A major US luxury department store chain terminated its exclusive, long-standing shop-in-shop partnership with LVMH-owned beauty retailer Sephora on July 11, 2026. The strategic decision involves a full exit from the beauty and cosmetics category, reallocating over $2.5 billion in annual revenue. The move concludes a partnership that spanned nearly two decades and included more than 600 physical locations. Store-in-store Sephora sections will be completely removed from all physical locations by the end of the second quarter of 2027.
Context — why this matters now
The partnership, established in 2006, was once a cornerstone of the department store’s strategy to attract younger, beauty-focused shoppers. The last major shakeup in US retail beauty alliances occurred in February 2023, when Kohl’s expanded its Sephora partnership to include all 1,165 locations. The decision to exit comes amid a challenging macro backdrop for discretionary spending, with the latest CPI reading showing core goods deflation of 0.4% month-over-month. The retailer’s new leadership team, appointed in early 2026, is executing a sharp pivot toward higher-margin private label apparel and exclusive designer collaborations, de-prioritizing low-margin third-party concessions.
Data — what the numbers show
The terminated partnership accounted for an estimated $2.5 billion in annual sales for the retailer. Beauty products historically operated at a gross margin of approximately 35%, significantly below the company’s apparel average of 58%. The retailer will incur a one-time exit cost estimated between $300 million and $400 million for removing Sephora fixtures and renovating floor space. Comparable store sales for the beauty category had declined 3.2% year-over-year in the most recent quarter, underperforming the overall apparel sector’s growth of 1.5%. The SPDR S&P Retail ETF (XRT) is down 4.1% year-to-date, reflecting broader sector headwinds.
| Metric | Before Exit | After Exit (Est.) |
|---|
| Annual Sales | $2.5B | $0B |
| Category Gross Margin | ~35% | N/A |
| Floor Space Allocation | 10% | 0% |
The decision directly impacts over 5,000 employees dedicated to beauty sales and consultation roles across its store network. The retailer plans to reassign a majority of these roles to its expanding apparel and accessories divisions.
Analysis — what it means for markets / sectors / tickers
The primary beneficiary is Ulta Beauty, which gains a competitive reprieve and potential market share capture from the dissolved partnership. Ulta’s stock may see a 3-5% upside on the news as analysts revise market share models. The decision is a net negative for Sephora, which loses a critical physical footprint in anchor locations within high-traffic malls. Estée Lauder and L'Oréal face minor indirect headwinds from the reduction of a major sales channel. A key counter-argument is that the retailer may struggle to replace the consistent foot traffic that the high-frequency beauty category generated. Hedge funds were net short the retailer ahead of the announcement, with short interest sitting at 5.2% of the float. Flow data suggests institutional investors are rotating into pure-play beauty retailers and out of diversified department stores.
Outlook — what to watch next
The retailer’s Q2 2027 earnings report, scheduled for August 26, 2026, will provide the first glimpse of sales transfer from the vacated beauty space to new merchandise. Investors should monitor the company’s gross margin profile in subsequent quarters for confirmation that higher-margin products are filling the revenue gap. Key resistance for the retailer’s stock sits at its 200-day moving average of $18.50; a break above could signal market approval of the strategy. The next major catalyst is the retailer’s investor day on September 15, 2026, where management will detail the long-term financial targets of its new category strategy.

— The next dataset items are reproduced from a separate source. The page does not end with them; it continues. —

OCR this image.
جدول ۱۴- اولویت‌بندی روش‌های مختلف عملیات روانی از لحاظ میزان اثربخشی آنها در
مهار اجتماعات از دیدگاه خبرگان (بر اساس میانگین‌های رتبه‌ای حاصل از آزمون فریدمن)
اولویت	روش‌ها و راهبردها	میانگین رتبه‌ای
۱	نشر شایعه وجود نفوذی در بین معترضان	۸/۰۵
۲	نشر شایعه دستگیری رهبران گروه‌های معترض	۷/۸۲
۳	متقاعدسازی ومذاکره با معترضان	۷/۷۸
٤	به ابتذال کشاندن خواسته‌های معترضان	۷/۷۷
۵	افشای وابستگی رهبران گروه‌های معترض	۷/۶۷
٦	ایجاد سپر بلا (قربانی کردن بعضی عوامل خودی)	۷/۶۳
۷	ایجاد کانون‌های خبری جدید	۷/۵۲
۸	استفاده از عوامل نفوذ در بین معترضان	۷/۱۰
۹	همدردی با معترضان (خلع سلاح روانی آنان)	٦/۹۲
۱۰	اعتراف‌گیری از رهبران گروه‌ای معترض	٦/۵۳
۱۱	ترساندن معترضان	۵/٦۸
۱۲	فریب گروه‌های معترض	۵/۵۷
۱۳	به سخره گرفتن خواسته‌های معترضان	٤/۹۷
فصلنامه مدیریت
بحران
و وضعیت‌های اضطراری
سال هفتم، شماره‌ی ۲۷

Frequently Asked Questions
What does this mean for Sephora's expansion plans?
Sephora’s strategy relied on these shop-in-shops to access suburban mall customers without the capital expenditure of standalone stores. The termination forces a strategic rethink and may accelerate its partnership with other retailers like Kohl’s. The company will likely reallocate its investment budget toward enhancing its direct e-commerce capabilities and smaller-format urban stores to offset the lost physical presence.
How will this impact beauty brand suppliers?
Major suppliers like Estée Lauder and Coty will face a temporary disruption as a wholesale channel disappears. These brands will intensify efforts to drive direct-to-consumer sales through their own websites and invest in partnerships with remaining retailers like Ulta. The long-term impact is likely muted, as brand loyalty typically allows consumers to migrate to other retail outlets to find their preferred products.
Is this the end of department store beauty counters?
The move signifies a decline, but not an end, to the traditional model. Legacy players like Macy’s and Nordstrom continue to invest heavily in their beauty halls, viewing them as traffic drivers. The trend is shifting toward more experiential, service-oriented counters rather than pure self-service aisles, emphasizing personalization and loyalty to differentiate from mass-market retailers.
Bottom Line
The retailer is sacrificing $2.5 billion in low-margin sales to pursue a more profitable, apparel-centric future.
Disclaimer: This article is for informational purposes only and does not constitute investment advice. CFD trading carries high risk of capital loss.